Ontario's supervised consumption sites will close next month after the provincial government ended funding for all eight remaining publicly funded locations, replacing them with Homeless and Addiction Recovery Treatment (HART) hubs focused on abstinence-based recovery.
Advocates gathered at Metropolitan United Church on Saturday to warn that the closures will cost lives. Community workers say the sites serve people at different stages of their journey, and that not everyone's path to recovery begins with abstinence.
Data shows the stakes are high. In April, Toronto paramedics responded to 485 non-fatal opioid overdose calls—more than double the same month last year. Across Ontario, suspected drug toxicities treated by emergency services jumped from 604 in the first quarter of 2025 to 1,024 in the third quarter, according to the Ontario Drug Policy Research Network.
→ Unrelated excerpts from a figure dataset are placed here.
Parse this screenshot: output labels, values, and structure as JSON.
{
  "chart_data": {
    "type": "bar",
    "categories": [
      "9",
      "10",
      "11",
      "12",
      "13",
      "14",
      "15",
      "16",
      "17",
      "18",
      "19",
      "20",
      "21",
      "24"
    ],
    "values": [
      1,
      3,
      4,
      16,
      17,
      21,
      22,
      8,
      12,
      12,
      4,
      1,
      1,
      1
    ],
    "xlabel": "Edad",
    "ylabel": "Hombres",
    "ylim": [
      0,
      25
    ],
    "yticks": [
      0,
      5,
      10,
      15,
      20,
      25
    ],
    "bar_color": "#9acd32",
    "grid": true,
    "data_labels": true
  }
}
Since Ontario's first consumption site opened in 2017, they've recorded over 1.4 million visits and reversed more than 26,000 overdoses. Jason Miles, who spoke at Saturday's rally, credited the sites with saving his life repeatedly before he achieved two-and-a-half years of sobriety. "We're not meeting people where they are anymore," he said. The closures mark a sharp reversal from harm-reduction policy that had operated across the city for nearly a decade.